The tea has a story, and that’s what makes me enjoy drinking it even though it doesn’t knock my socks off. It reminds me of Mr. Zhu, a snag hanging out of the side of his mouth, explaining to me that opium isn’t all bad long as you don’t turn it into heroin. He also said of Thai people that his grandpa told him their soldiers were very cute because they would cower behind a hill to avoid the KMT, that his grandpa would sniff them out without having to look very hard, which is why they successfully defended their mountaintop stronghold in Thailand instead of Burma or Laos.


This brings me to the main point of bringing up this (only slightly vulgar) black tea. In my mind, tea with a story is better than tea without a story. You may call it power of suggestion or placebo, but I think it is just a lens to better connect with the tea, as long as you remember its utility as such. Making a story isn’t easy, and that’s what a good tea person can do. For example, a Taiwanese teaman and roastmaster of some repute says that a certain puer he sells has the calming energy of an older sister. This is a story, or a maybe a myth, but it helps me decode the tea in a way, because it is a very useful and pertinent myth. The same thing goes for meeting the farmer or producer of a tea, which is a different kind of story but a story nonetheless. In the same vein, I believe tasting notes are a kind of mini-story in themselves and, in relativity relegated to the diminutive ‘mini’, a useful way to decode a tea.

Anyway, I’d like to thank Mr. Zhu for the inspiration. The guy's doing good work. It’s always great to meet the real teafolk who are at the roots of our humble obsession.

Self Introduction

Welcome fellow tea geeks and miscellaneous friendfolks,

As you can see, I’ve decided to start a blog (mostly) dedicated to tea stuff. I’m more than a tad obsessed with tea stuff and am needing an outlet. I’m recently graduated from a Chinese Linguistics program and am apprenticing at Floating Leaves Tea in Seattle. I have to thank the wonderful proprietress, my tea teacher Shiuwen, for creating a wonderful Cascadian tea style from this tiny beacon of tea culture, a little shop in Ballard. I also want to thank the other drinkers who have adopted and developed this style, as I will reference their knowledge often. And in the end, the primary source is the most important; those who grow and process the tea. The artists whose tea moves through Floating Leaves are my greatest inspiration.
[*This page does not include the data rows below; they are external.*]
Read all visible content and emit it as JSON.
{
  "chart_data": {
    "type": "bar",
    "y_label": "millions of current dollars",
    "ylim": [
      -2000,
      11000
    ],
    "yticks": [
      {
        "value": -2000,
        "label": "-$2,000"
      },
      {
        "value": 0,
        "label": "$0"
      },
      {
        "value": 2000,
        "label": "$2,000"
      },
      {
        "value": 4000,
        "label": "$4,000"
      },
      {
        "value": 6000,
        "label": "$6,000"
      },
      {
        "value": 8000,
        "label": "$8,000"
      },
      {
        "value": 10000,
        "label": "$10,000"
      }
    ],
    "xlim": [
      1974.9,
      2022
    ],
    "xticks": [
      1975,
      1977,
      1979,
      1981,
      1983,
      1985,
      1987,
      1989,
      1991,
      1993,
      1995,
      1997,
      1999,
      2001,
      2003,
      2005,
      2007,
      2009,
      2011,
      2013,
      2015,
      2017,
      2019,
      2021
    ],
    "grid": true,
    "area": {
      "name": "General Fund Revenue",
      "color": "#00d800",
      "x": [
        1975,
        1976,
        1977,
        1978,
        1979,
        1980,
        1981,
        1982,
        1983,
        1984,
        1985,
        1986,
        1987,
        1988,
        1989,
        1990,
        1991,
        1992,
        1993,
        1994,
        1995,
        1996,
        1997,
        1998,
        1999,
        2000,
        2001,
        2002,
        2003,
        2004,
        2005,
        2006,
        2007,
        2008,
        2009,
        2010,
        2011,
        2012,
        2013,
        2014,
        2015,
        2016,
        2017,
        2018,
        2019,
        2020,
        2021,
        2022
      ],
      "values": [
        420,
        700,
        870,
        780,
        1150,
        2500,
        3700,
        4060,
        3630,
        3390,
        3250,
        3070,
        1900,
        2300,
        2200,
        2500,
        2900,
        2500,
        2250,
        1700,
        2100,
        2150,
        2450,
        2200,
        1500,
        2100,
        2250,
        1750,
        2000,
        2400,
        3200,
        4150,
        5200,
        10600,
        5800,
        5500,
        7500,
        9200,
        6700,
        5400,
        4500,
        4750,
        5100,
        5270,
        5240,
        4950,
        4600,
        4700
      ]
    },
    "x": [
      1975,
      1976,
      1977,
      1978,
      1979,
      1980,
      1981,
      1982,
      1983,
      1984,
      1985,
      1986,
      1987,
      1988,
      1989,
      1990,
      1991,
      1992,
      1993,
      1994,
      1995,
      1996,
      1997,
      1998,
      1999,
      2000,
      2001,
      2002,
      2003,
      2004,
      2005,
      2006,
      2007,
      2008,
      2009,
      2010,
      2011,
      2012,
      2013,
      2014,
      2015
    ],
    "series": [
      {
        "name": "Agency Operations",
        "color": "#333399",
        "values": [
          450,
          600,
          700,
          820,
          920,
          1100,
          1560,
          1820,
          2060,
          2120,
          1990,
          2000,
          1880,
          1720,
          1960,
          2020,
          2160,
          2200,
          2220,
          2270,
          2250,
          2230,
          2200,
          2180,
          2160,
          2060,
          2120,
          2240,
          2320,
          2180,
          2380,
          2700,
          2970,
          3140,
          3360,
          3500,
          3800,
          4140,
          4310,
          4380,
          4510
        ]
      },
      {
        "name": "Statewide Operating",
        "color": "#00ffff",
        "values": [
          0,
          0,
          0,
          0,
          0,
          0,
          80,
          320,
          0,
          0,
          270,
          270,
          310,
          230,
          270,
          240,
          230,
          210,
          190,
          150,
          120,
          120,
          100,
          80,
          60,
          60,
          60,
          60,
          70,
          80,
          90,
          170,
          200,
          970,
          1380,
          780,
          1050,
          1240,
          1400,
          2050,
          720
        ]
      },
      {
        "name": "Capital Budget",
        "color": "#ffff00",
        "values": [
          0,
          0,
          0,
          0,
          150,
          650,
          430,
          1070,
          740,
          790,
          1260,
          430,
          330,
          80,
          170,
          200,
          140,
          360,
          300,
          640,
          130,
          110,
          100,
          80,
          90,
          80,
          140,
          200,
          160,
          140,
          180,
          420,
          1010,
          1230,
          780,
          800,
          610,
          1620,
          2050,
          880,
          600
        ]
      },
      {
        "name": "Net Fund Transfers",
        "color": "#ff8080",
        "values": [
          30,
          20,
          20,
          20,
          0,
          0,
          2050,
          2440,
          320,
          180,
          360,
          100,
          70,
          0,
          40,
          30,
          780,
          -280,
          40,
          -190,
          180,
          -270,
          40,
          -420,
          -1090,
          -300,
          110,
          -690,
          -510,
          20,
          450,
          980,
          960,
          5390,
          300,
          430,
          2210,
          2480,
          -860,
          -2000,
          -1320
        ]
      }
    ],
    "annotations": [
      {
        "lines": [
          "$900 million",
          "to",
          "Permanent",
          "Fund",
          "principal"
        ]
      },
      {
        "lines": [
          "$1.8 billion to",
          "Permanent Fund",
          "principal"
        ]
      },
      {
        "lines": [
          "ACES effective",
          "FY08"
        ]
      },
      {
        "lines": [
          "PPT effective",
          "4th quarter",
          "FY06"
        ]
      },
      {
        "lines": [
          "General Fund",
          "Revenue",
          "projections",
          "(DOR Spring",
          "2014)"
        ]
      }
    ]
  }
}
Because of who I drink tea with and who I am as a tea drinker, I mostly focus on oolongs, and have a passion for more traditional leaves. The kind of teas that give you a warm feeling in your belly and set your throat abuzz. I do however venture outside of roasted, oxidized, stinky, sexy, funky Taiwanese granddaddy teas fairly often, so keep an open mind. I will occasionally play with puer and other ‘dark’ teas, and may even goof around with a green or a black now and again.

Tea for me is a practice of alchemy, both on the tea table and within my mouth and body. It sometimes develops into a meditation, and sometimes it’s just enough that I get sufficiently high so I can float through the city. It’s an ongoing learning process, and I hope that this blog will help me organize some thoughts and share with other drinkers. Feedback is generally very helpful, so be generous with your comments!

I plan here to post stories from my own tea experiences, explore themes in tea and review some teas. Thus, I have to make a disclaimer about tea reviews here: I don’t love reviewing teas and find that listing tasting notes can be profoundly boring. So if I get a little more poetic than scientific in my reviews, that’s why. I think that a tea (especially a good tea) is verbally evasive and always changing on top of that, so the only way I can think to write about them is to be linguistically acrobatic and sloppily literary.

So my goal is storytelling, sharing thoughts and developing tea literacy. Hope you keep reading and enjoy doing so!